Frequently Asked Questions
Undergraduate Program FAQs
Can’t find what you’re looking for? Contact Heather Dunlap at firstname.lastname@example.org.
How can I find out who my advisor is?
Log in to UDSIS (Student Information System). Under your Student Center tab, on the right-hand side, you will see ADVISOR.
I'm having trouble reaching my advisor. What can I do?
After you locate your advisor in UDSIS, click the link that says ‘details’ and you can email your advisor. You can also call on the phone or drop by his/her office. Faculty members often receive a huge volume of email. Sometimes they will reply promptly to email and sometimes they are unable to reply as promptly as you would like. If you don’t get a response in the time frame you need, please contact Heather Dunlap at email@example.com and she will assist you in contacting your advisor or answering your questions/concerns.
What minimum grade must I get in CISC 106, 210, 220 and 361?

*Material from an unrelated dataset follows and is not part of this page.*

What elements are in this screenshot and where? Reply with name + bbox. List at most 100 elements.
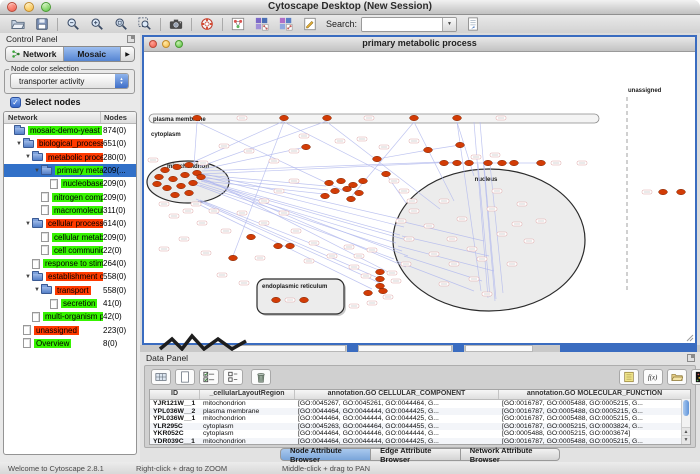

For your Electrical or Computer Engineering major, you must attain a C- or better in CISC 106, 210, 220 and 361.
I placed out of MATH 241 (or PHYS 207, or CISC 106, etc.) with AP credit. What should I take in its place?
In general, if you place out of a course with high school or transfer credits, you should take the next course in the sequence. A first-semester freshman who has placed out of MATH 241 will thus generally take MATH 242 in his/her first semester and be one semester ahead in the math sequence. Once the end of that sequence is reached, (in this case the student will complete MATH 342 at the end of the sophomore year) there will be a hole (in this case, the rest of the junior class will take MATH 342 in the first semester of the year). This hole can be filled with a breadth class or technical elective.
What are “technical electives?”
General technical electives (those classes labeled technical elective on the sample curriculum) are classes of 300 or 400 level in engineering, computer science, or the natural or mathematical sciences. There are a few exceptions to this rule (for instance, classes that study societal impacts of engineering or science are not generally counted.)
Do I need to take the elective courses in the order they are prescribed on the sample curriculum?
No. While the sample curricula list the general technical electives before the ELEG/CPEG technical electives, there is no requirement that you do things in this order. (The sample curricula are just examples of how the required classes can be fit together to graduate in four years.) Moreover, there is no rule that says you must take the foundation electives before you take real technical electives, but some technical electives will require certain foundation electives. Because the foundation electives are (almost) specific courses required for graduation, it is a good idea to take them as early as possible.
Which foundation electives are offered in the fall and which are offered in the spring?
CPEG 323, ELEG 306, 312, 403 and 476 are offered in the fall and ELEG 404, 413, CPEG 422, ELEG 456, 465 and 492 are offered in the spring.
What is the senior design (capstone course) sequence?
Computer Engineering majors take CPEG 498 in the fall and CPEG 499 in the spring. Electrical Engineering majors take ELEG 498 in the fall and ELEG 499 in the spring. The department also offers an honors section for both CPEG and ELEG majors. The senior design course is your designated ‘Discovery Learning Experience,’ which is a university requirement for graduation.
Can I get a bachelor's degree and master's degree in Electrical and Computer Engineering in 5 years?
If you are up to the challenge, yes! The MS Degree (non-thesis program) requires 10 courses beyond the undergraduate work. Two things allow you to design a 5-year program: (1) With permission and prerequisites, you can take two graduate courses while still an undergraduate. (2) You can take 4 courses a term as a graduate student. It is not for the faint of heart, but it is allowed and doable. A 5-year program requires advanced planning. You should start discussing it with your advisor at the end of your sophomore year. If you are interested in the thesis program, you must complete six additional ELEG 869 Master’s Thesis credits. NOTE: a graduate course taken in place of a related undergraduate course to meet a major requirement cannot also count toward the graduate program.